It’s the one story.
It’s the imaginary red-draped banner that pollutes the skyline, trickling from the sky and staining the urban concretes creating dominion over news outlets.
This one story is often the topic of conversations when Chicago becomes the subject.
The psychosocial phenomena that depicts the tragic end of a certain group of people who are the victims of their own circumstance – poverty.
In social work, we call that blaming the victim. We blame the victim for creating a set of paradigms that would eventually lead to its own problems like poverty, crime, murder and violence.
Crime advocates use it in rape cases when stating that the victim was in part responsible for the actions of the rapist.
Why, then, should we believe that three centuries of monstrous, inhumane treatment of a particular group should be absolved from the equation when calculating the experience of African Americans of past, present and future?
It’s not like they crawled in holes across the desert, jumped in flatbed trucks and evaded border patrol.
It’s not like there is a national debate about legalizing African Americans who infiltrated the country in droves.
We are not demanding to become citizens because we were not born here.
There are American citizens being treated worst than illegal aliens.

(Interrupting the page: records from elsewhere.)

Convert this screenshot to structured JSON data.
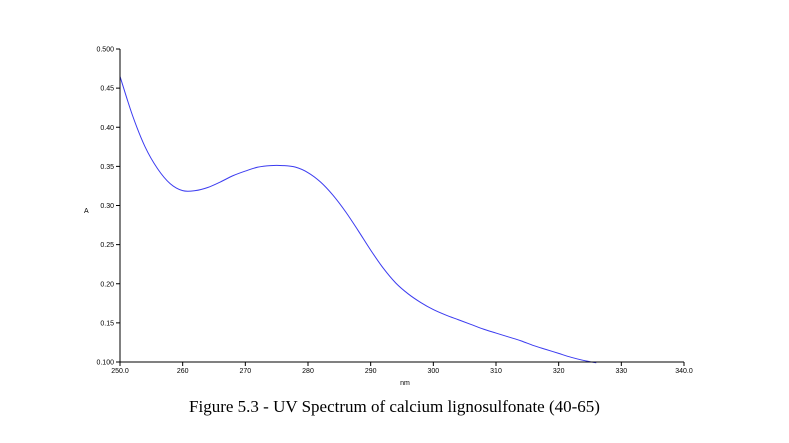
{
  "caption": "Figure 5.3 - UV Spectrum of calcium lignosulfonate (40-65)",
  "chart_data": {
    "type": "line",
    "title": "",
    "xlabel": "nm",
    "ylabel": "A",
    "xlim": [
      250.0,
      340.0
    ],
    "ylim": [
      0.1,
      0.5
    ],
    "x_ticks": [
      250.0,
      260,
      270,
      280,
      290,
      300,
      310,
      320,
      330,
      340.0
    ],
    "x_tick_labels": [
      "250.0",
      "260",
      "270",
      "280",
      "290",
      "300",
      "310",
      "320",
      "330",
      "340.0"
    ],
    "y_ticks": [
      0.1,
      0.15,
      0.2,
      0.25,
      0.3,
      0.35,
      0.4,
      0.45,
      0.5
    ],
    "y_tick_labels": [
      "0.100",
      "0.15",
      "0.20",
      "0.25",
      "0.30",
      "0.35",
      "0.40",
      "0.45",
      "0.500"
    ],
    "grid": false,
    "series_color": "#3b3bf0",
    "series": [
      {
        "x": [
          250,
          252,
          254,
          256,
          258,
          260,
          262,
          264,
          266,
          268,
          270,
          272,
          274,
          276,
          278,
          280,
          282,
          284,
          286,
          288,
          290,
          292,
          294,
          296,
          298,
          300,
          302,
          304,
          306,
          308,
          310,
          312,
          314,
          316,
          318,
          320,
          322,
          324,
          326
        ],
        "y": [
          0.465,
          0.415,
          0.375,
          0.347,
          0.328,
          0.319,
          0.319,
          0.323,
          0.33,
          0.338,
          0.344,
          0.349,
          0.351,
          0.351,
          0.349,
          0.342,
          0.33,
          0.313,
          0.292,
          0.268,
          0.243,
          0.22,
          0.201,
          0.187,
          0.176,
          0.167,
          0.16,
          0.154,
          0.148,
          0.142,
          0.137,
          0.132,
          0.127,
          0.121,
          0.116,
          0.111,
          0.106,
          0.102,
          0.099
        ]
      }
    ]
  }
}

These citizens from the onset have been demonized, marginalized, criminalized and ostracized from the founding of this nation, or when “Plymouth Rock landed on them.”

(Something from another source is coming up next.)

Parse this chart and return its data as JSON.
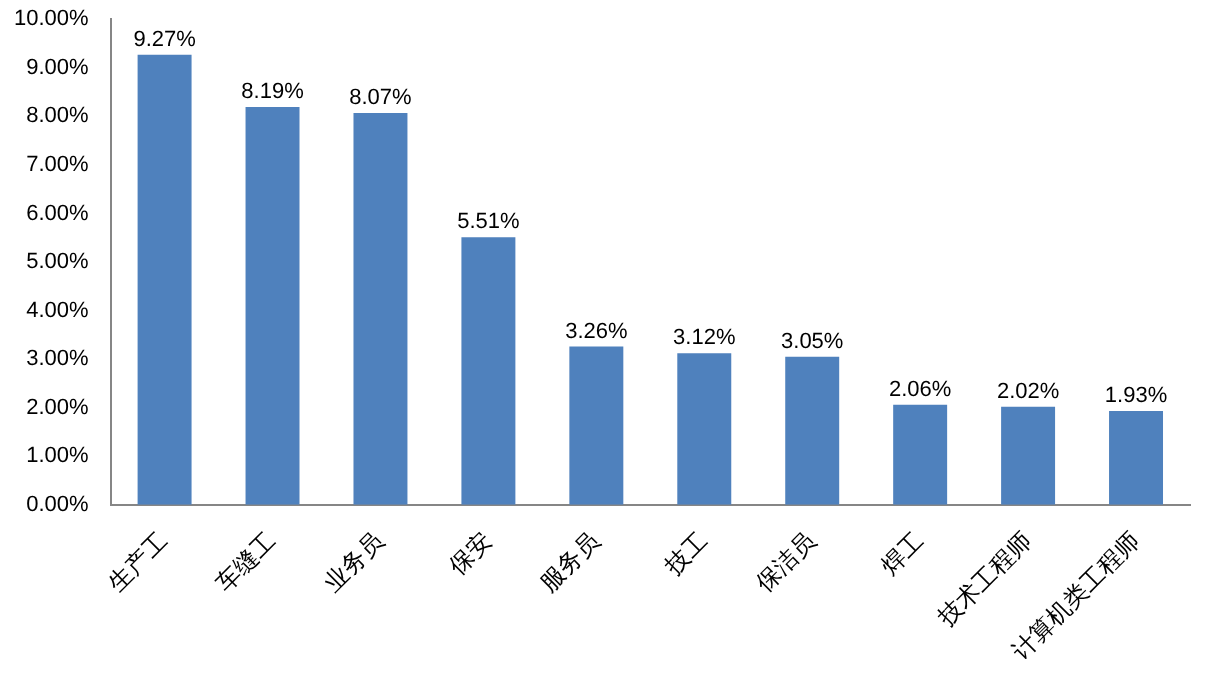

I routinely hear that African Americans in certain detached neighborhoods are lazy and defiant, but the truth is the government and its policies have repeatedly let them down.
Companies were never given diversity training before disinvesting.
Police have longed worn invisible “I am Darren Wilson” bracelets as a united ideology toward handling racially sensitive issues especially in black ghettos.
Personal responsibility is not the subject here, nor should anyone get away with murder.
How do we create a Frankenstein without taking responsibility for the destruction it caused?